In later years, McGovern lived modestly in both senses of the word. In his bungalow just off the beach in St. Augustine, Fla., a single McGovern-for-president poster near the staircase was the only furnishing that set him apart from other retirees on his cul-de-sac. He often visited an unprepossessing restaurant — you might even call it a dump — right on the sand. He liked the grilled-fish sandwich with a mound of fries — and the company, predominantly beach bums, aging but well-tanned.
“Businesslike, workmanlike, conscientious, without any marks of conceit or flamboyance” was how former Sen. Gordon J. Humphrey, a New Hampshire conservative who seldom voted with McGovern, described the man who sat on the other side of the aisle during the two years they served together.
“He is a soft-spoken man, kind and gentle — always a gentleman,” said Humphrey, a tea party Republican long before today’s strong blend was brewed. “Even though we were miles apart in philosophy and experience, he treated me with respect and was helpful where he could be, while other liberal lions were trying to eat me for breakfast.”
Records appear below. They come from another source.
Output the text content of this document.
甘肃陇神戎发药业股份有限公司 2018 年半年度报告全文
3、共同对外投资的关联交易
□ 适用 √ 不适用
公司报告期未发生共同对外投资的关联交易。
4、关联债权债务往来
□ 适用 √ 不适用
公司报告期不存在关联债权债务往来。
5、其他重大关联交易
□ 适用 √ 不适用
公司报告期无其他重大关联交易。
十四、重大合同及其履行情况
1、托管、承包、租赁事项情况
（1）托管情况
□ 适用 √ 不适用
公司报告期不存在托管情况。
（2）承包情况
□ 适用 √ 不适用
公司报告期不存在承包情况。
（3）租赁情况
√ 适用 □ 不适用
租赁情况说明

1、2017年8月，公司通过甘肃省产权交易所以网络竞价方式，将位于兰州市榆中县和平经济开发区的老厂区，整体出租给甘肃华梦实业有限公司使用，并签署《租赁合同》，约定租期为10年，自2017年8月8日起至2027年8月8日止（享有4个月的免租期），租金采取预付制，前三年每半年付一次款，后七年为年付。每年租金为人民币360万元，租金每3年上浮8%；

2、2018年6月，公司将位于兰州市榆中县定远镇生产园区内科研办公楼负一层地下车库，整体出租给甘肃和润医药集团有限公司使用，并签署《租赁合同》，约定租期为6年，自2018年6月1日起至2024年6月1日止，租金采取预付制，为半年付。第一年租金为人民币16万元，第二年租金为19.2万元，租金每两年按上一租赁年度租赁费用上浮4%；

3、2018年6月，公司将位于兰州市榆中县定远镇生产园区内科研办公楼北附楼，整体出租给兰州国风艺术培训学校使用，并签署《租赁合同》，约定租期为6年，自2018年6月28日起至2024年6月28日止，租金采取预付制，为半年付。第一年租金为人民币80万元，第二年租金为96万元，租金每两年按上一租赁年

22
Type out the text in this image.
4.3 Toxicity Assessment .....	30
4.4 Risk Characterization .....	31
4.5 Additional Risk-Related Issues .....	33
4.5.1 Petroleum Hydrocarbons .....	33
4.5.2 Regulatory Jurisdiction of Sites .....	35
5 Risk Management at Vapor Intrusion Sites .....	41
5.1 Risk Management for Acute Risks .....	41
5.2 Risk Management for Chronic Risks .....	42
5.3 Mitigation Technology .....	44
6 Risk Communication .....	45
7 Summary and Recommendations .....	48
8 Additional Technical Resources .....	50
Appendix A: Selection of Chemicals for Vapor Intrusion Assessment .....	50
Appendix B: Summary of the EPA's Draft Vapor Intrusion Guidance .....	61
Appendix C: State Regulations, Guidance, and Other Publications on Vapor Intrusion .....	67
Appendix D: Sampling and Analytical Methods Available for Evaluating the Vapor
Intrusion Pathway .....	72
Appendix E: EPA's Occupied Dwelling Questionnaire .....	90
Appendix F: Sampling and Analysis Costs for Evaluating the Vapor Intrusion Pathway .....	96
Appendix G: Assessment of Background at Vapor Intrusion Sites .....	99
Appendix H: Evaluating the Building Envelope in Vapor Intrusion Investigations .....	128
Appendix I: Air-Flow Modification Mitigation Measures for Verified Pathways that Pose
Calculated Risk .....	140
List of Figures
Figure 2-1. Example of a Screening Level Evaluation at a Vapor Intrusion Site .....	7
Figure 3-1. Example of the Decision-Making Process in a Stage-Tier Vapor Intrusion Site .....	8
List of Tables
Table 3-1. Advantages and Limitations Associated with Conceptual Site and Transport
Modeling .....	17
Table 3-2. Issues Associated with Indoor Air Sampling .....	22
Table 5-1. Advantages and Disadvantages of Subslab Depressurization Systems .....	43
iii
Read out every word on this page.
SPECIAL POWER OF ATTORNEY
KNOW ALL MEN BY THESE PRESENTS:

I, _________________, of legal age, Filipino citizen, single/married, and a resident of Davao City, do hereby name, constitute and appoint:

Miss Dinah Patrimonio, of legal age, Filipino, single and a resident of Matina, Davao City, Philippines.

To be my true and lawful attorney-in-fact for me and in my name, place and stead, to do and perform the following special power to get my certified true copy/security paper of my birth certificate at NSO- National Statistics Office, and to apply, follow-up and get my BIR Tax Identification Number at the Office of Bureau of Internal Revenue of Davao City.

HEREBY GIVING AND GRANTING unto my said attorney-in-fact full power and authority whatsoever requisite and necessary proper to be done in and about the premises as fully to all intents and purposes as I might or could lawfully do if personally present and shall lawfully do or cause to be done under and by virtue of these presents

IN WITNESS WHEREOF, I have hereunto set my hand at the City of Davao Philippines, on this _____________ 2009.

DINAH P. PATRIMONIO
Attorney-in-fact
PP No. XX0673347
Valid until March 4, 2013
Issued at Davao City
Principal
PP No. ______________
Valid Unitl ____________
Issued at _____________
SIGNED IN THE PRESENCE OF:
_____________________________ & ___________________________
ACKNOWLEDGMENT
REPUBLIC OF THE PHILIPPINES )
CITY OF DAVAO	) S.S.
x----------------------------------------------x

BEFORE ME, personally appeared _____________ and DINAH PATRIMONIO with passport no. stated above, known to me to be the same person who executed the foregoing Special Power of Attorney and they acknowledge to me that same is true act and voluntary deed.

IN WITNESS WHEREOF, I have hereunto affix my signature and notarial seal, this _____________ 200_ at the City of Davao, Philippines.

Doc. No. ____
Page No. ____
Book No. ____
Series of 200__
For all the symbolism and shibboleths attached to him, McGovern wasn’t showy, accomplishing more in inconspicuous but indispensable work in the Senate than as a presidential candidate.
“He was a working member of the Senate, not a gadfly,” said Ira Shapiro, author of “The Last Great Senate: Courage and Statesmanship in Times of Crisis.” “He was the epitome of the great senators of the 1960s and 1970s — giants like Jacob Javits, Everett Dirksen, Howard Baker, Gaylord Nelson and Birch Bayh,” said Shapiro. “He was every bit their equal.”
Where McGovern, who earned a Ph.D. in history from Northwestern and wrote an acclaimed biography of Abraham Lincoln, may have had no equal was in an arena far from Washington — the prairie classroom.
As a young man he returned to his alma mater, tiny Dakota Wesleyan University, fired with intellectual energy, and he imparted that fire to his students.
“I was a freshman coming out of a town of 500, and we were reading Lincoln Steffens and Montague, writers I didn’t know even existed before his course,” said Dorothy Schwieder, who later became a historian herself at Iowa State University. “He exposed us to important readings and big ideas. I ended up majoring in history, but really I majored in George McGovern.”
Scores of people he touched, many of whom contentedly voted for Nixon in 1972, could say much the same thing.